The Indian conglomerate, Tata Group is in the final stage of talks with Apple’s supplier Wistron to buy out its factory based in Karnataka, India according to Bloomberg. This could happen as soon as August this year. The facility is estimated to be worth more than $600 million and employs more than 10,0oo workers to assemble the new iPhones like the iPhone 14.
The Tata group will honor Wistron’s commitment to ship iPhones worth $1.8 billion in order to get incentives from the local government and it also plans to triple the workforce by the upcoming fiscal year. All of the three parties have abstained from providing any comment on this matter.
The Cupertino-based tech giant is looking to diversify its supply chain out of China into South Asian countries to reduce its dependency on a single source. Wistron has reported more than $500 million in exports in the first quarter of the financial year 2023-24. Other than Wistron, Foxconn and Pegatron have also their local manufacturing units in India, and they also seemed to increase production locally.
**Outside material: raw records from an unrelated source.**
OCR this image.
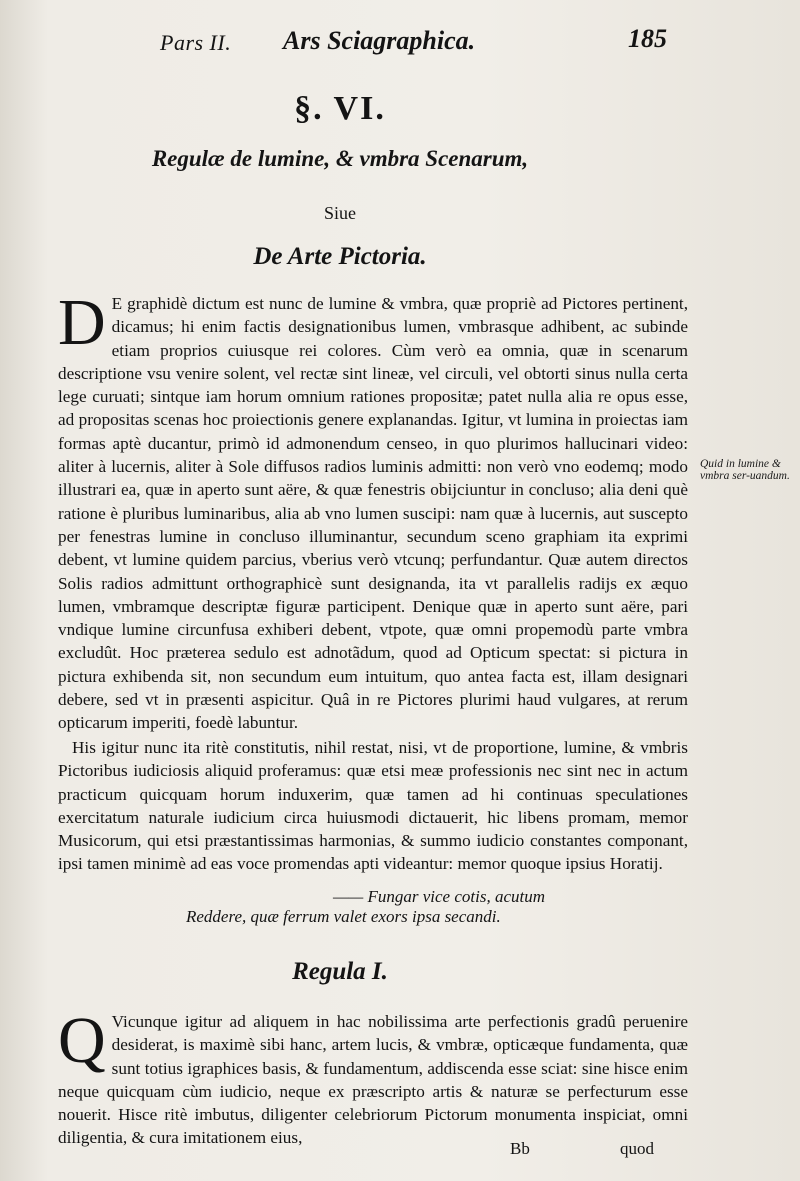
Pars II. Ars Sciagraphica.	185
§. VI.
Regulæ de lumine, & vmbra Scenarum,
Siue
De Arte Pictoria.

D E graphidè dictum est nunc de lumine & vmbra, quæ propriè ad Pictores pertinent, dicamus; hi enim factis designationibus lumen, vmbrasque adhibent, ac subinde etiam proprios cuiusque rei colores. Cùm verò ea omnia, quæ in scenarum descriptione vsu venire solent, vel rectæ sint lineæ, vel circuli, vel obtorti sinus nulla certa lege curuati; sintque iam horum omnium rationes propositæ; patet nulla alia re opus esse, ad propositas scenas hoc proiectionis genere explanandas. Igitur, vt lumina in proiectas iam formas aptè ducantur, primò id admonendum censeo, in quo plurimos hallucinari video: aliter à lucernis, aliter à Sole diffusos radios luminis admitti: non verò vno eodemq; modo illustrari ea, quæ in aperto sunt aëre, & quæ fenestris obijciuntur in concluso; alia deni què ratione è pluribus luminaribus, alia ab vno lumen suscipi: nam quæ à lucernis, aut suscepto per fenestras lumine in concluso illuminantur, secundum sceno graphiam ita exprimi debent, vt lumine quidem parcius, vberius verò vtcunq; perfundantur. Quæ autem directos Solis radios admittunt orthographicè sunt designanda, ita vt parallelis radijs ex æquo lumen, vmbramque descriptæ figuræ participent. Denique quæ in aperto sunt aëre, pari vndique lumine circunfusa exhiberi debent, vtpote, quæ omni propemodù parte vmbra excludût. Hoc præterea sedulo est adnotãdum, quod ad Opticum spectat: si pictura in pictura exhibenda sit, non secundum eum intuitum, quo antea facta est, illam designari debere, sed vt in præsenti aspicitur. Quâ in re Pictores plurimi haud vulgares, at rerum opticarum imperiti, foedè labuntur.

His igitur nunc ita ritè constitutis, nihil restat, nisi, vt de proportione, lumine, & vmbris Pictoribus iudiciosis aliquid proferamus: quæ etsi meæ professionis nec sint nec in actum practicum quicquam horum induxerim, quæ tamen ad hi continuas speculationes exercitatum naturale iudicium circa huiusmodi dictauerit, hic libens promam, memor Musicorum, qui etsi præstantissimas harmonias, & summo iudicio constantes componant, ipsi tamen minimè ad eas voce promendas apti videantur: memor quoque ipsius Horatij.

—— Fungar vice cotis, acutum
Reddere, quæ ferrum valet exors ipsa secandi.
Regula I.

Q Vicunque igitur ad aliquem in hac nobilissima arte perfectionis gradû peruenire desiderat, is maximè sibi hanc, artem lucis, & vmbræ, opticæque fundamenta, quæ sunt totius igraphices basis, & fundamentum, addiscenda esse sciat: sine hisce enim neque quicquam cùm iudicio, neque ex præscripto artis & naturæ se perfecturum esse nouerit. Hisce ritè imbutus, diligenter celebriorum Pictorum monumenta inspiciat, omni diligentia, & cura imitationem eius,

Quid in lumine & vmbra ser-uandum.
Bb	quod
In recent news, Apple was allegedly in talks with local bodies of India to introduce its credit card and Apple Pay in the country. The regulatory back of the country has denied giving any special treatment to Apple and told the company to go ahead with the usual procedure for launching a co-branded credit card. It is unclear whether the company wants to integrate Apple Pay with Unified Payments Interface (UPI) like Google did or if it will go with the regular tap-to-pay payments based on Near Field Communication (NFC).